First I read Geraldine Brooks’ March, a novel that imagines the story Louisa May Alcott refers to, but does not tell, in Little Women, about the father gone to war. She bases her portrait both on what’s known about Bronson Alcott and plenty of other historical research, so it’s very detailed and quite plausible but I was so put off by the flowery writing and melodramatic tone that halfway through I had to put it down, drag the computer into bed and email my sister to ask if it would get any better. She advised dropping the book, but I was too stubborn (and didn’t have much else within reach) so soldiered on, irritated both by the writing, and increasingly, by the portrayal of this man who abandons wife and family to assuage his guilt over slavery.
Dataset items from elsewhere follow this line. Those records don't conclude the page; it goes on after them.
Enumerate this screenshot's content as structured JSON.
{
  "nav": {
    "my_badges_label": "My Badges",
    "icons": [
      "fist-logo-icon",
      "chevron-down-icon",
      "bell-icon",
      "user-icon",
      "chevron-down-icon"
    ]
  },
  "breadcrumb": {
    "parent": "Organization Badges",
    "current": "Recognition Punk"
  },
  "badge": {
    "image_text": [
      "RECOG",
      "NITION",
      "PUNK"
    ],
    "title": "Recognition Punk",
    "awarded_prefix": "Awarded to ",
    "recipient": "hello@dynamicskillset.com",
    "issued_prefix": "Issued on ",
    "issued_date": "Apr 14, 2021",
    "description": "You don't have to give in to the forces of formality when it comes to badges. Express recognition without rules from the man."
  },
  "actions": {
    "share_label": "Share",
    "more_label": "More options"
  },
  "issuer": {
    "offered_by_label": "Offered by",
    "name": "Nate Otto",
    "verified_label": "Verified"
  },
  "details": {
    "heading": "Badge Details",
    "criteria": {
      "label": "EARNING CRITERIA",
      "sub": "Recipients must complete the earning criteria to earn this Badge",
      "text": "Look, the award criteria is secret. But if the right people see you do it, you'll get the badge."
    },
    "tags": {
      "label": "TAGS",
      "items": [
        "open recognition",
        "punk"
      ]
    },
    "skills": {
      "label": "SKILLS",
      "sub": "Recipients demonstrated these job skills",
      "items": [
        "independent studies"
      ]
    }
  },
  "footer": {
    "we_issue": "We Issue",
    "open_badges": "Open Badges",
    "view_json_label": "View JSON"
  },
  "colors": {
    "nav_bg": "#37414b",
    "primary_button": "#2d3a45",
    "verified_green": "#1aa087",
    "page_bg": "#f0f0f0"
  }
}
Marmee gets a word in toward the end of the book, but it was too little, too late, for me. I finished the book glad I’m not a nineteenth century wife and mother.

Fast forward over a century to my movie choice, Sydney Pollack’s documentary Sketches of Frank Gehry. Now, this is a fascinating movie. Two men, Pollack and Gehry, at the top of their game, talking about art and architecture. Often there’s a second camera on Pollack, so we can watch him filming Gehry while they talk, look at sketches and models, or walk around the incredible spaces that Gehry has designed; it’s a terrific portrait of two artists at work. And we see others: the plainspoken, regular-guy Ed Rauscha, as clear as his paintings, who contextualizes Gehry’s work for someone like me, makes the neophyte understand just what is so radical about it; or the flamboyant Julian Schnabel, resplendent in his white robe, gesturing with his brandy snifter; Dennis Hopper and Bob Geldoff and an array of other men (yes, with one exception, all men) all with interesting things to say about Gehry’s art.

But like many such portraits (Rivers and Tides, about the artist Andy Goldsworthy, comes to mind), I began to wonder about Gehry’s personal life. We hear about his childhood, the grandmother who played blocks with him (whom he credits for the idea that he could be an architect), how he changed his name (from Goldberg) to duck anti-Semitism. And then, in an interview with his therapist, we learn that early in Gehry’s career, he was at a crisis, financially and emotionally bankrupt, and the therapist advised Gehry to choose a path: leave work and devote himself to his wife and two daughters until he’d sorted himself out, or leave the family. And for a moment, I indulged a fantasy of Gehry as an artist who buried himself in his family and then emerged after a time, renewed, rejuvenated, ready to contribute again to the art world.

Like I said, a fantasy. He left the family. A second marriage is mentioned, in passing, later in the film, and that’s all we hear of the artist’s personal life.

So fine, not everyone’s cut out to be a parent, and certainly it’s difficult to combine a passionate commitment to anything (to political ideals, in March’s case; to art, in Gehry’s), with any kind of commitment to family. I’d just like to see more representations of men who try. In the meantime, I am newly grateful for Dadderday and the dads who make it happen.